Les Frères Jacques, groupe vocal français. Juillet 1950
Barbara, Kassav’, Johnny, Les Frères Jacques… Savez-vous où ils ont commencé ? Partez avec nous sur les traces de scènes parisiennes, aujourd’hui disparues ou transformées, mais où résonne encore leur écho…
Retrouvez Joséphine Baker, Juliette Gréco et Serge Gainsbourg dans notre premier épisode.

À L’Écluse, Monique Serf devient Barbara

Barbara (1930-1997), auteur-compositeur et chanteuse française, à l'Ecluse, accompagnée au piano par Liliane Benelli. Paris, vers 1958.
« Paris, 15 août, Paris, 15 août / Nous aurions pu l’avoir tout à nous »
Ah ! L’Écluse… Cet ancien bistrot de mariniers du 15, quai des Grands-Augustins (6e), devenu un écrin pour le spectacle vivant dans les années 1950 ! Il accueillait alors 80 curieux, serrés autour de petits guéridons, assis sur des banquettes en moleskine. La devise de l’établissement ? Chanson, théâtre et poésie, mais on y voyait aussi parfois du mime, de l’humour, des marionnettes…
L’Écluse et les autres établissements de sa catégorie avaient tout du conservatoire miniature : Guy Béart, Marie-Paule Belle, Juliette Gréco, Boby Lapointe, Anne Sylvestre, Jean Ferrat… Ces artistes entrés dans la légende y ont fait leurs premiers pas. Mais celle qui demeure indissociable de L’Écluse, c’est Barbara. Avant d’écrire et de composer ses chansons, la dame en noir y entonnait des reprises de Jacques Brel ou de Georges Brassens.
Marc Chevalier, cofondateur du cabaret, raconte dans La Chanson de L’Écluse (éditions Le Bord de l’eau, 2024) qu’il a d’abord refusé de l’engager. Celle qui s’appelle encore Monique Serf part alors à Bruxelles ouvrir sa propre adresse, Le Cheval blanc. Ce n’est qu’à son retour à Paris, en 1958, qu’elle trouve « son ton naturel » et fait sensation sur la petite scène de L’Écluse, passant de la première partie de soirée à « chanteuse de minuit » et vedette de l’établissement. Son premier 33-tours, enregistré en public et baptisé Barbara à L’Écluse, sort en 1959. Elle continue de s’y produire régulièrement jusqu’en 1964.
Neuf ans plus tard, quand L’Écluse rencontre des problèmes financiers, tous les anciens pensionnaires se mobilisent pour aider à son sauvetage. Un spectacle est même programmé le 7 novembre 1974 au Théâtre du Châtelet pour collecter des fonds. Hélas, une grève des machinistes compromet la soirée. Le cabaret ferme alors définitivement ses portes.

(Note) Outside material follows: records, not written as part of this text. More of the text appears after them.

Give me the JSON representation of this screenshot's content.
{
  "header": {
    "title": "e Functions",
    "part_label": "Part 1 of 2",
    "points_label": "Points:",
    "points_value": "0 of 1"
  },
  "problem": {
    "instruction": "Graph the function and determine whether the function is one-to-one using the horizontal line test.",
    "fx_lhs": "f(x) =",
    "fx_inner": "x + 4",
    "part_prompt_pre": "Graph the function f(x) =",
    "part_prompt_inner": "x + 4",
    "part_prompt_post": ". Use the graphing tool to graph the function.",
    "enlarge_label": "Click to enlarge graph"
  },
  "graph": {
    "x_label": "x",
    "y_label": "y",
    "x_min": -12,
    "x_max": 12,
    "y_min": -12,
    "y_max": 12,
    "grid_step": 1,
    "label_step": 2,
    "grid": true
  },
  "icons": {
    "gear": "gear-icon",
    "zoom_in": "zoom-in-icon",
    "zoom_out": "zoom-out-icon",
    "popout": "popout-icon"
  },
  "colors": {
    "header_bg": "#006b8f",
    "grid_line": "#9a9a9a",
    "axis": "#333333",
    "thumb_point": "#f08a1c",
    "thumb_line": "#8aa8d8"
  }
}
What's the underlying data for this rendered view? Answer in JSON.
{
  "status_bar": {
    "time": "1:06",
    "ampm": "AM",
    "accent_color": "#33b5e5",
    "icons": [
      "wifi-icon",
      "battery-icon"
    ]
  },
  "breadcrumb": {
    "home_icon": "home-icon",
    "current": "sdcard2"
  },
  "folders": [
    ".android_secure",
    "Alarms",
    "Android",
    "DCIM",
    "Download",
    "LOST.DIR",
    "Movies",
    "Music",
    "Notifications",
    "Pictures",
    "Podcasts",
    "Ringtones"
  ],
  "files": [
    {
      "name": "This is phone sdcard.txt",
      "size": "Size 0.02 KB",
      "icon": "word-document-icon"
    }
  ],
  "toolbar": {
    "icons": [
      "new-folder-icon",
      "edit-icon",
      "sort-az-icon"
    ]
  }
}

À La Dérobade, le zouk débarque avec Kassav’

« Zouk la sé sel médikaman nou ni »
Si le célèbre cinéma Le Louxor a fêté ses 100 ans en 2021, son histoire a été mouvementée. Entre 1986 et 1987, la salle au décor néo-égyptien du boulevard Magenta (10e) devient une boîte de nuit… spécialisée en musique antillaise !
Daniel Le Glaner, gérant du lieu, avait d’abord ouvert une discothèque à Massy (Essonne), située dans le même bâtiment qu’une radio antillaise : il les sponsorisait et, en retour, la station annonçait ses soirées. Quand il reprend un deuxième puis un troisième établissement, il décline la licence. Il signe un bail exclusif discothèque/salle de spectacle avec les propriétaires du Louxor, la famille Ouaki des magasins Tati, et pose ses valises à Barbès après avoir réalisé de gros travaux.
Ouverte tous les soirs et même le dimanche après-midi, La Dérobade proposait de temps en temps des concerts live. Kassav’ et sa chanteuse Jocelyne Béroard, qui ont déjà du succès – le groupe a rempli le Zénith en juin 1985 –, enflamment la piste de danse avec des tubes comme « Sé ou mwen inmé » ou « En mouvement ». Malgré la réussite du lieu, Daniel Le Glaner ne parvient pas à obtenir l’autorisation d’ouverture l’année suivante…
La Dérobade change de style de décor et devient une boîte de nuit gay très populaire, Megatown, en juin 1987. Quand celle-ci ferme en 1990, le bâtiment est laissé à l’abandon… jusqu’en 2010 : la Ville décide de le réhabiliter. Après des travaux pharaonesques, un palais du cinéma y est de retour en 2013.
Pour prolonger votre découverte, plongez dans la carte interactive, créée par le réseau des bibliothèques de la Ville, sur les traces des lieux musicaux disparus.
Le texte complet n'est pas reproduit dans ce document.